Any time you’re in a settlement, you can carouse by selling off a minor treasure, with each PC spending their leisure time as they like. Make a montage roll and narrate — or suffer — the results. After the scenes finish up, everyone takes spark regardless of the roll.
Arcana are rare artifacts of power, magic imbued in them through ritual or other esoteric forces. They grant vantage, letting you do what’s otherwise impossible, or greatly enhance specific tasks by granting outside assistance, at a cost. Some create strange, unique effects tied to their creator’s intent. As always, it’s the GM’s role to map fiction to rules for each arcana. Arcana have the same tiers as treasure: minor, major, and mythic.
An arcana’s name and description serve as its touchstones, while its tier reflects the magnitude of magic bound to it. Unlike the rigid laws of magic governing PC magic, guidelines for arcana are looser, typically following this pattern:
Arcana are generally tools for the GM, crafted to fit the campaign. The GM Crucible is a great source of inspiration for designing them.

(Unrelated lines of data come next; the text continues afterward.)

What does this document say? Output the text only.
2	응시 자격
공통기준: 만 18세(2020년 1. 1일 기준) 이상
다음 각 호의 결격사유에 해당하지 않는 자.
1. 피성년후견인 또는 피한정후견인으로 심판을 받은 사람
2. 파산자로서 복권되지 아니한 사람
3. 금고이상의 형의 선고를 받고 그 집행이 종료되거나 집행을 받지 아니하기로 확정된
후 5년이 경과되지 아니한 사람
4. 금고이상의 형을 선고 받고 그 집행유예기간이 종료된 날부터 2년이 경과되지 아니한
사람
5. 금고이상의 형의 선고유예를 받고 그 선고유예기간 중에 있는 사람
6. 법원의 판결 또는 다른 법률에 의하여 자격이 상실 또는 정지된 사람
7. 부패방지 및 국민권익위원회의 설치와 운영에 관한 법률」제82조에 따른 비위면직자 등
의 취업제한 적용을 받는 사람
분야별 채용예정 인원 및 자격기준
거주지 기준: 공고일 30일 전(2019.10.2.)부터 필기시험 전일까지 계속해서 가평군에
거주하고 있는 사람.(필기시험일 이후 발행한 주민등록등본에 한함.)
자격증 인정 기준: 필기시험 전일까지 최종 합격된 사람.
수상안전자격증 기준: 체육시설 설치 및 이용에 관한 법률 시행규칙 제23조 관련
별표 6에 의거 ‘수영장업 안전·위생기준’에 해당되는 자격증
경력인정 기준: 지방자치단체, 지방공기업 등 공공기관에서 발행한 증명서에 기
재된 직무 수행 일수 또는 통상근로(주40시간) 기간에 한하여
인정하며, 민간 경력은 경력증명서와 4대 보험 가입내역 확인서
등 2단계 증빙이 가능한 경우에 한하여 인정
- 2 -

Arcana are what they are—they’re truths within the fiction. They can do what their description says. A shortcut to creating one works like this, though. Start with an evocative name and a single touchstone word, then apply one or two Sorcery techniques: attack — creation — defense — enhancement — hindrance — influence — transformation — traversal. From that, you can build out the description. Or begin with the description and work backwards towards defining the touchstones.
Arcana are as flexible as spellcasting — if not more so — and demand just as much creativity and GM rulings when used. Here are some examples:
Bestow spellcasting ability on those wielding them. They have limited usage, a power pool rolled to cast from them. They don’t require training to use.
Potions have a magnitude one level higher than its tier. A Minor Healing Potion can accomplish what a spell can (heal a mark). Major potions are potent spell effects and Mythic potions are ritual-level effects.
Single-use arcana that match the tier of their effects, unlike other consumables. Lacking vantage to cast spells means you take thorns casting from them. Scrolls are also highly sought after for learning spells with the wizard’s Spellcraft talent.
The act of binding magic to items requires a ritual and a source of magic with the proper touchstones to make it. A ritual of creation generally takes far longer, though is often less dangerous, than merely achieving the same effect through a ritual.
Prices depend entirely on the seller’s desires, usually something other than coin. Finding one for sale is exceedingly rare, but you might locate someone willing to craft it for you for the right price.